John the Baptist’s astute sight and sound: ‘Look, the Lamb of God who takes away the sin of the world!’ (Jn. 1:29) takes my breath away. His vision stops me in my tracks and invites me to yield to Jesus whatever ‘sin-sickness’ needs His cure. He is masterful: re-entry into His wounds assures me that He will assume my dross while surrounding what is precious. And vulnerable. Repentance always requires healing Presence to fortify and lend form to what is weak but inclined to truth.
Last Sunday’s Gospel account met me poignantly, unexpectedly. Before the Lamb, I saw a picture of a car with a minor, almost unseen dent. The danger lay in rust slowly growing and extending its corrosive fingers from the minor injury. I knew what it was. Though familiar, the same new sin, it scared me. I needed to linger in the inner courts of the Lamb, facedown before the cleansing, healing flood still faithfully flowing from His wounds–a fresh washing, and drowning. I needed two things: to die afresh to that corrosion and to resubmit the wound to Him.
To be honest, that hurt my pride. And goaded my impatience. I am sick of this process! So easy to exalt the lifetime plan of becoming chaste—so easy until you hit a bump in it and are thrown off your proud horse, any illusion of having arrived.
I spent a longer time in His Presence than usual and asked what He was doing. Before I could hear, a deep sadness welled up in me, a nearly primal loneliness defined eloquently by Joseph Pieper ‘as a truly penetrating knowledge of created things that is associated with an abysmal sadness…which cannot be lifted by any natural force of knowledge or will.’
My first tendency is to renounce such sadness as ‘the worldly sorrow that brings forth death’ (2 Cor. 7:10). But this was different; God—not His enemy—was surfacing a deep sorrow related to historic disconnectedness. He timed it well, and I could see (my heart tends to ‘see’ things more than ‘hear’) His eyes looking at me with deep compassion. That freed me to grieve more deeply, and I recalled the many Gospel passages where Jesus looked at harassed, clueless people and had an immediate, gut-wrenching longing to help them, e.g. compassion (Matt. 9:36; 14:14; 15:22; Mk 6:4; 8:2). He looks at me kindly too.
As I welcomed His consolation where I need it most, many faces of persons I love who also face a similar loneliness came to mind and I could see and weep for them with fresh compassion.
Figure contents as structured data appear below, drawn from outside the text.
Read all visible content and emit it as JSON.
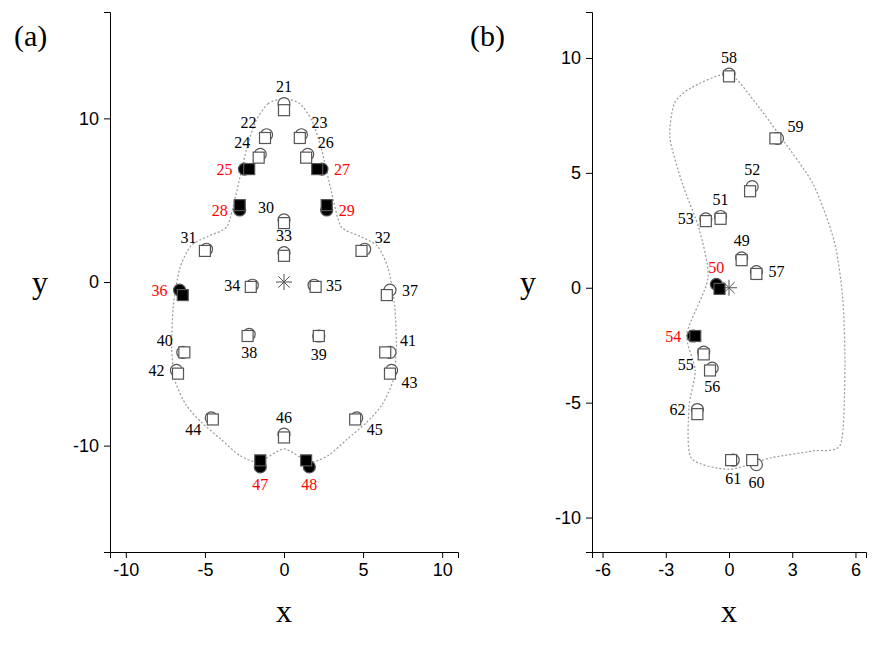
{
  "chart_data": [
    {
      "type": "scatter",
      "title": "(a)",
      "x_label": "x",
      "y_label": "y",
      "xlim": [
        -11,
        11
      ],
      "ylim": [
        -16.5,
        16.5
      ],
      "xticks": [
        -10,
        -5,
        0,
        5,
        10
      ],
      "yticks": [
        -10,
        0,
        10
      ],
      "series": [
        {
          "marker": "circle",
          "x": [
            0,
            -1.1,
            1.1,
            -1.5,
            -2.5,
            1.5,
            2.4,
            -2.8,
            2.7,
            0,
            -4.9,
            5.1,
            0,
            -2.0,
            1.9,
            -6.6,
            6.7,
            -2.2,
            2.2,
            -6.4,
            6.7,
            -6.8,
            6.8,
            -4.6,
            4.6,
            0,
            -1.5,
            1.6
          ],
          "values": [
            10.9,
            9.0,
            9.0,
            7.8,
            6.9,
            7.8,
            6.9,
            4.4,
            4.4,
            3.8,
            2.0,
            2.0,
            1.8,
            -0.2,
            -0.2,
            -0.5,
            -0.5,
            -3.2,
            -3.3,
            -4.3,
            -4.3,
            -5.4,
            -5.4,
            -8.3,
            -8.3,
            -9.3,
            -11.3,
            -11.3
          ],
          "colors": [
            "#ffffff",
            "#ffffff",
            "#ffffff",
            "#ffffff",
            "#000000",
            "#ffffff",
            "#000000",
            "#000000",
            "#000000",
            "#ffffff",
            "#ffffff",
            "#ffffff",
            "#ffffff",
            "#ffffff",
            "#ffffff",
            "#000000",
            "#ffffff",
            "#ffffff",
            "#ffffff",
            "#ffffff",
            "#ffffff",
            "#ffffff",
            "#ffffff",
            "#ffffff",
            "#ffffff",
            "#ffffff",
            "#000000",
            "#000000"
          ]
        },
        {
          "marker": "square",
          "x": [
            0,
            -1.2,
            1.0,
            -1.6,
            -2.2,
            1.4,
            2.1,
            -2.8,
            2.7,
            0,
            -5.0,
            4.9,
            0,
            -2.1,
            2.0,
            -6.4,
            6.5,
            -2.3,
            2.2,
            -6.3,
            6.4,
            -6.7,
            6.7,
            -4.5,
            4.5,
            0,
            -1.5,
            1.4
          ],
          "values": [
            10.5,
            8.8,
            8.8,
            7.6,
            6.9,
            7.6,
            6.9,
            4.7,
            4.7,
            3.6,
            1.9,
            1.9,
            1.6,
            -0.3,
            -0.3,
            -0.8,
            -0.8,
            -3.3,
            -3.3,
            -4.3,
            -4.3,
            -5.6,
            -5.6,
            -8.4,
            -8.4,
            -9.5,
            -10.9,
            -10.9
          ],
          "colors": [
            "#ffffff",
            "#ffffff",
            "#ffffff",
            "#ffffff",
            "#000000",
            "#ffffff",
            "#000000",
            "#000000",
            "#000000",
            "#ffffff",
            "#ffffff",
            "#ffffff",
            "#ffffff",
            "#ffffff",
            "#ffffff",
            "#000000",
            "#ffffff",
            "#ffffff",
            "#ffffff",
            "#ffffff",
            "#ffffff",
            "#ffffff",
            "#ffffff",
            "#ffffff",
            "#ffffff",
            "#ffffff",
            "#000000",
            "#000000"
          ]
        }
      ],
      "point_labels": [
        "21",
        "22",
        "23",
        "24",
        "25",
        "26",
        "27",
        "28",
        "29",
        "30",
        "31",
        "32",
        "33",
        "34",
        "35",
        "36",
        "37",
        "38",
        "39",
        "40",
        "41",
        "42",
        "43",
        "44",
        "45",
        "46",
        "47",
        "48"
      ],
      "label_colors": [
        "black",
        "black",
        "black",
        "black",
        "red",
        "black",
        "red",
        "red",
        "red",
        "black",
        "black",
        "black",
        "black",
        "black",
        "black",
        "red",
        "black",
        "black",
        "black",
        "black",
        "black",
        "black",
        "black",
        "black",
        "black",
        "black",
        "red",
        "red"
      ],
      "centroid": {
        "x": 0,
        "y": 0,
        "marker": "asterisk"
      },
      "outline": {
        "x": [
          0,
          -1.0,
          -1.8,
          -2.4,
          -3.0,
          -3.6,
          -4.8,
          -5.9,
          -6.6,
          -7.0,
          -7.1,
          -6.9,
          -6.2,
          -5.2,
          -4.0,
          -2.8,
          -1.6,
          0,
          1.6,
          2.8,
          4.0,
          5.2,
          6.2,
          6.9,
          7.1,
          7.0,
          6.6,
          5.9,
          4.8,
          3.6,
          3.0,
          2.4,
          1.8,
          1.0
        ],
        "y": [
          11.2,
          10.9,
          9.8,
          8.0,
          5.5,
          3.4,
          2.8,
          2.2,
          0.8,
          -1.5,
          -4.0,
          -6.0,
          -7.5,
          -8.6,
          -9.6,
          -10.6,
          -11.0,
          -10.2,
          -11.0,
          -10.6,
          -9.6,
          -8.6,
          -7.5,
          -6.0,
          -4.0,
          -1.5,
          0.8,
          2.2,
          2.8,
          3.4,
          5.5,
          8.0,
          9.8,
          10.9
        ]
      }
    },
    {
      "type": "scatter",
      "title": "(b)",
      "x_label": "x",
      "y_label": "y",
      "xlim": [
        -6.5,
        6.5
      ],
      "ylim": [
        -11.5,
        12
      ],
      "xticks": [
        -6,
        -3,
        0,
        3,
        6
      ],
      "yticks": [
        -10,
        -5,
        0,
        5,
        10
      ],
      "series": [
        {
          "marker": "circle",
          "x": [
            0.6,
            -0.6,
            -0.4,
            1.1,
            -1.1,
            -1.7,
            -1.2,
            -0.8,
            1.3,
            0.0,
            2.3,
            1.3,
            0.2,
            -1.5
          ],
          "values": [
            1.3,
            0.15,
            3.1,
            4.4,
            3.0,
            -2.1,
            -2.8,
            -3.5,
            0.7,
            9.3,
            6.5,
            -7.7,
            -7.5,
            -5.3
          ],
          "colors": [
            "#ffffff",
            "#000000",
            "#ffffff",
            "#ffffff",
            "#ffffff",
            "#000000",
            "#ffffff",
            "#ffffff",
            "#ffffff",
            "#ffffff",
            "#ffffff",
            "#ffffff",
            "#ffffff",
            "#ffffff"
          ]
        },
        {
          "marker": "square",
          "x": [
            0.6,
            -0.45,
            -0.4,
            1.0,
            -1.1,
            -1.6,
            -1.2,
            -0.9,
            1.3,
            0.0,
            2.2,
            1.1,
            0.1,
            -1.5
          ],
          "values": [
            1.2,
            -0.05,
            3.0,
            4.2,
            2.9,
            -2.1,
            -2.9,
            -3.6,
            0.6,
            9.2,
            6.5,
            -7.5,
            -7.5,
            -5.5
          ],
          "colors": [
            "#ffffff",
            "#000000",
            "#ffffff",
            "#ffffff",
            "#ffffff",
            "#000000",
            "#ffffff",
            "#ffffff",
            "#ffffff",
            "#ffffff",
            "#ffffff",
            "#ffffff",
            "#ffffff",
            "#ffffff"
          ]
        }
      ],
      "point_labels": [
        "49",
        "50",
        "51",
        "52",
        "53",
        "54",
        "55",
        "56",
        "57",
        "58",
        "59",
        "60",
        "61",
        "62"
      ],
      "label_colors": [
        "black",
        "red",
        "black",
        "black",
        "black",
        "red",
        "black",
        "black",
        "black",
        "black",
        "black",
        "black",
        "black",
        "black"
      ],
      "centroid": {
        "x": 0,
        "y": 0,
        "marker": "asterisk"
      },
      "outline": {
        "x": [
          -1.8,
          0,
          1.3,
          2.5,
          4.0,
          5.0,
          5.4,
          5.5,
          5.3,
          4.0,
          2.0,
          0,
          -1.8,
          -1.9,
          -1.6,
          -2.0,
          -1.0,
          -1.4,
          -2.2,
          -2.8,
          -2.6
        ],
        "y": [
          8.7,
          9.3,
          8.0,
          6.5,
          4.5,
          2.0,
          -0.5,
          -3.5,
          -6.8,
          -7.1,
          -7.4,
          -7.9,
          -7.4,
          -5.2,
          -3.6,
          -2.0,
          0.4,
          2.5,
          4.5,
          6.5,
          8.0
        ]
      }
    }
  ]
}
I recalled a boy in my neighborhood whom I see often playing by himself; he is being raised by a group of ‘intersectional feminists’, I presume ‘lesbian’-identified, with one ‘transitioning’. His family beliefs preclude any bridge to manhood for him. I will advocate for him, starting on my knees: ‘Jesus, good shepherd, give me Your eyes and heart with which to see, to feel deeply, to act with compassion for him.’
May we welcome the Lamb of God where we most need Him and allow His compassion to infuse how we love others.